Somos cada vez mais, todos os dias, sem medo de falar.

Há quem queira um novo apartheid. Em Portugal a expressão deste desejo tem tido várias vozes, havendo já quem defenda abertamente a limitação de direitos a quem não se queira vacinar, e mesmo o seu encarceramento num futuro próximo.

A história é conhecida e, temo, volta a repetir-se. Falo de se aproveitar uma questão sanitária para instalar, passo a passo, um regime cada vez mais totalitário. Este processo tem como fase intermédia e essencial a identificação clara e separação entre “bons” e “maus” cidadãos – nos dias de hoje, através do passaporte de vacinação, já com grande implantação (veja-se a ironia) em Israel, a terra dos judeus marcados com a estrela de David há 85 anos.

Hoje, os “maus” são os que não aceitam as regras e que constituem, segundo a narrativa, um perigo ambulante e iminente para a saúde pública – ou, para ser mais exacto, para a saúde dos “outros”, os “bons” cidadãos. Coisa estranha, esses cidadãos não suportarem viver com outros que não se querem vacinar, considerando (i) o baixíssimo risco da doença para quase toda a população e (ii) que eles estão protegidos quer com a vacina quer com as máscaras. (Sim, por eles a máscara ficará para sempre, não se iludam). E, por isso, os “maus” têm de ser confinados – ou pior. Sabemos quando a loucura humana começa, não sabemos onde e quando acaba, mas normalmente não acaba bem. A memória é infelizmente curta.
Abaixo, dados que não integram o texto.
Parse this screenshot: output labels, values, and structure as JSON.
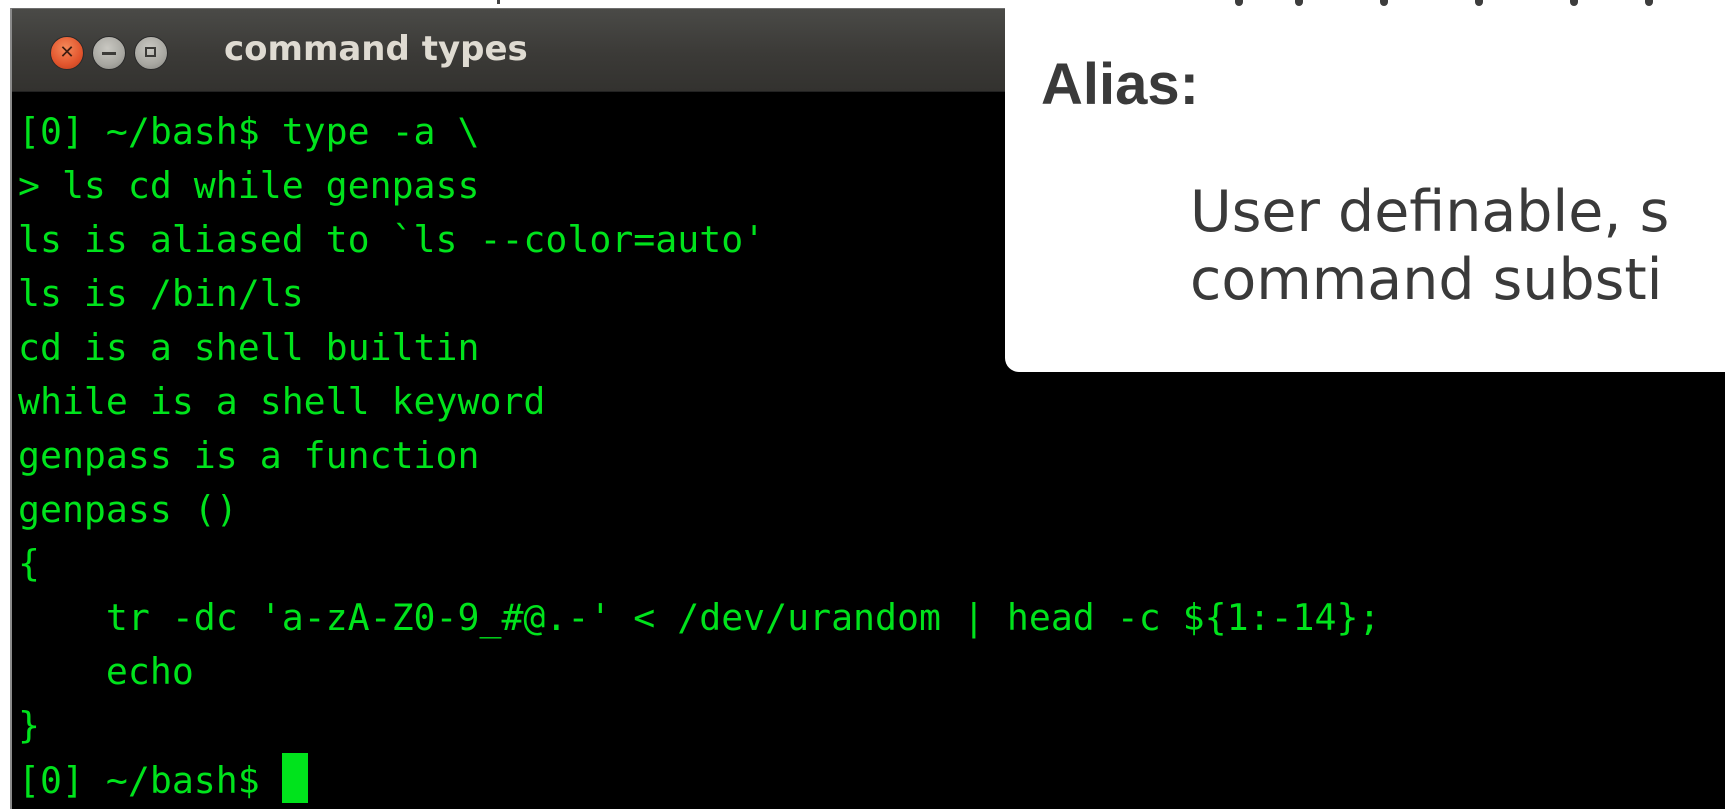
{
  "window": {
    "title": "command types"
  },
  "terminal": {
    "lines": [
      "[0] ~/bash$ type -a \\",
      "> ls cd while genpass",
      "ls is aliased to `ls --color=auto'",
      "ls is /bin/ls",
      "cd is a shell builtin",
      "while is a shell keyword",
      "genpass is a function",
      "genpass ()",
      "{",
      "    tr -dc 'a-zA-Z0-9_#@.-' < /dev/urandom | head -c ${1:-14};",
      "    echo",
      "}"
    ],
    "prompt": "[0] ~/bash$ ",
    "colors": {
      "background": "#000000",
      "foreground": "#00e31c"
    }
  },
  "slide": {
    "heading": "Alias:",
    "description_line1": "User definable, s",
    "description_line2": "command substi"
  },
  "icons": {
    "close": "close-icon",
    "minimize": "minimize-icon",
    "maximize": "maximize-icon"
  }
}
Os episódios seguintes desta narrativa – caso ela continue a avançar –  são conhecidos: limitar direitos a todos os que não se aceitem vacinar, proibi-los de ir à escola ou de trabalhar com outros; de ir aos supermercados; de aceder às contas bancárias (como forma de colocar “pressão adicional” para a vacinação); depois encarcerá-los bem longe, em edifícios e campos para isso preparados, porque mesmo o facto de viverem num prédio onde coabitam com outros cidadãos já vacinados representa perigo (afinal, os vizinhos podem cruzar-se nas escadas); enfim, proibir tudo o que for preciso para que se vacinem e sejam “bons cidadãos”; retirá-los da sociedade, do espaço partilhado, para um sítio onde não representem perigo. E, a seu tempo, quem sabe (novamente a loucura humana) considerar soluções mais radicais, tendo em conta o enorme custo para a sociedade que eles representarão (tê-los presos e alimentá-los custa muito dinheiro) e não deixando de considerar que, num tal cenário, a anestesia a que a população estaria sujeita permitiria muita coisa que hoje seria considerada “desumana” e “impensável”. Tal qual aconteceu com os Goulag e outros campos de concentração. [“Mas… os outros também faziam o mesmo… eu só cumpri ordens…”].